"Ada Usaha, Ada Nilai"
Jumat, 26 Oktober 2012
Travel In Love
“Kata orang, perjalanan
akan menguji cinta. Aku tidak merasa ini cara yang bagus. Perjalanan adalah
cara untuk menikmati hidup, jadi tidak bisa dianggap suatu misi, terlebih lagi
dijadikan suatu kesempatan untuk mengawasi pasangan.”
Saat itu
di Leshan, Provinsi Sichuan, barat daya China, Li Qi sempat bertengkar dengan
Liang Lu setelah mengunjungi situs Buddha raksasa. Sebelum kemudian mereka akur
lagi dan kembali menikmati perjalanan.
Buku catatan perjalanan
ini mengarah pada tema abadi: cinta. Dua orang penulisnya, Liang Lu dan Li Qi,
sepasang kekasih yang gemar jalan-jalan. Mereka memutuskan berhenti bekerja
sebagai wartawan demi bertualang bersama. Berkeliling China, mereka mengunjungi
60 kota, 14 provinsi, dan wilayah-wilayah otonom di “Negeri Tirai Bambu”. Tentu
saja bertaburan kisah romantis di buku yang cukup tebal ini.
Yang menjadi narator
adalah Li Qi, si perempuan. Dia menulis buku ini layaknya sebuah novel dengan
alur kisah maju dan diselingi beberapa kilas balik. Sebagai pembuka, Li Qi
mengisahkan sekelumit mengenai dirinya. Sejak remaja hingga kuliah S2, dia
sudah suka bepergian, tapi sendirian. Saat bekerja sebagai wartawan di
Shenzhen, Provinsi Guangdong, daerah selatan China, dia sekantor dengan Liang
Lu yang kemudian menjadi pasangannya. Sejak itu, petualangan bersama dimulai.
Kita bisa dengan nikmat
menganggap buku ini seolah novel. Dengan dua tokoh utama yang beda karakter.
Liang Lu ekspresif, sementara Li Qi kaya pertimbangan. Li Qi menyebut
pasangannya agak bodoh, tapi itu tidak masalah karena dia mencintainya. Ya,
kisah kerap berpusat pada dua orang yang dimabuk cinta ini. Li Qi dengan apik
dan santai, serta insting kepenulisannya yang terasah bertahun-tahun sebagai
wartawan, menautkan segala ihwal yang didapat dalam perjalanan dengan
keberadaan dunia kecil dia dan Liang Lu.
Galibnya buku catatan
perjalanan berbobot, Travel in Love menawarkan bukan hanya gambaran detail
sebuah tempat yang disinggahi, melainkan tentang manusia dan kebudayaannya,
tentang hal-hal partikular yang berlaku di tempat tertentu.
Awal Petualangan
Pertama, tahun 2005,
mereka pergi ke Kota Tua Lijiang di Provinsi Yunnan. Di Lijiang, selama setahun
mereka mengelola Pondok Lu Qi (kependekan dari Liang Lu & Li Qi), sebuah
penginapan yang kemudian tersohor di kalangan backpacker China. Lijiang adalah salah
satu destinasi wisata utama di China, tempat bermukim suku minoritas Naxi.

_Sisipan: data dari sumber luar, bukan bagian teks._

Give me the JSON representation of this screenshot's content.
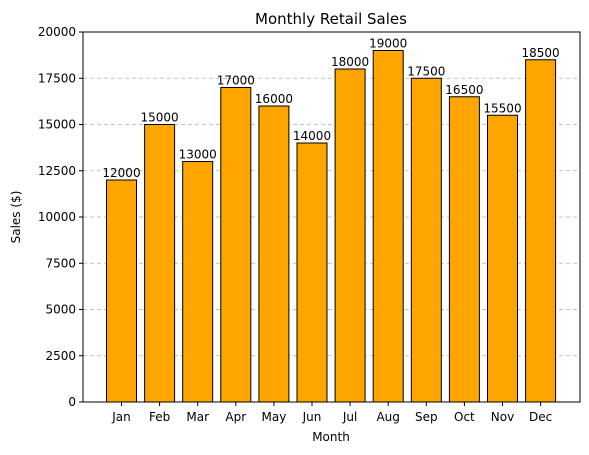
{
  "chart_data": {
    "type": "bar",
    "title": "Monthly Retail Sales",
    "xlabel": "Month",
    "ylabel": "Sales ($)",
    "categories": [
      "Jan",
      "Feb",
      "Mar",
      "Apr",
      "May",
      "Jun",
      "Jul",
      "Aug",
      "Sep",
      "Oct",
      "Nov",
      "Dec"
    ],
    "values": [
      12000,
      15000,
      13000,
      17000,
      16000,
      14000,
      18000,
      19000,
      17500,
      16500,
      15500,
      18500
    ],
    "ylim": [
      0,
      20000
    ],
    "yticks": [
      0,
      2500,
      5000,
      7500,
      10000,
      12500,
      15000,
      17500,
      20000
    ],
    "grid": "y-dashed",
    "bar_color": "#FFA500",
    "edge_color": "#000000",
    "grid_color": "#b0b0b0"
  }
}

Sejak 1997, Lijiang masuk daftar world heritage site UNESCO.
Dalam catatannya tentang
suku Naxi, Li Qi menggambarkan, “Kebanyakan rumah suku Naxi dibuat dari kayu.
Di depan rumah biasanya digantungkan benda yang disebut ‘yu’ (ikan). Untuk memberi
kesan di dalam rumah terdapat banyak air karena yang paling ditakutkan rumah
berbahan kayu adalah api. Konon, dengan digantungkannya ‘yu’ dapat mencegah api
datang. Sebagian orang menggantungkan boneka kayu yang memiliki taring,
disebut-sebut sebagai dewa api, untuk dipuja agar rumah mereka terhindar dari
api.” (halaman 37)
Setelah sukses menjadi bos
penginapan, Liang Lu dan Li Qi baru benar-benar memulai perjalanannya
menjelajahi China. Di Dali, Provinsi Liaoning, mereka antara lain mengunjungi
Kuil Tiga Pagoda atau Kuil Chongsheng yang dibangun pada masa Dinasti Tang
(618-907). Demi menghemat isi kocek, mereka kadang memutar otak agar bisa masuk
ke tempat wisata tanpa membayar. Di beberapa tempat, ini jadi pengalaman lucu
sekaligus menegangkan. Mengenai soal ini mereka memang bisa disebut sepasangbackpacker nakal.
Liang Lu dan Li Qi
merupakan pasangan yang serba ingin tahu. Kepada pemandu di setiap tempat
wisata yang dikunjungi, mereka suka menanyakan segala hal, termasuk: mengapa
kamu bekerja menjadi pemandu wisata? Sudah menikah? Dan seterusnya. Maka,
dengan beberapa pemandu, mereka pun jadi sangat akrab. Salah satunya adalah Xi
Siku. Dia pemandu wisata di Jiuzhai, sebuah danau indah di pedalaman Provinsi
Sichuan—salah satu tempat pembuatan filmYing
Xiong (Hero) (2002) yang
dibintangi Jet Li itu.
Hubungan mereka tidak
berhenti setelah kembali ke tempat asal. Pada 12 Mei 2008, beberapa tahun
setelah perjalanan Liang Lu dan Li Qi ke Jiuzhai, terjadi gempa bumi di wilayah
tempat Xi Siku tinggal. Banyak orang meninggal dunia, termasuk ayah Xi Siku.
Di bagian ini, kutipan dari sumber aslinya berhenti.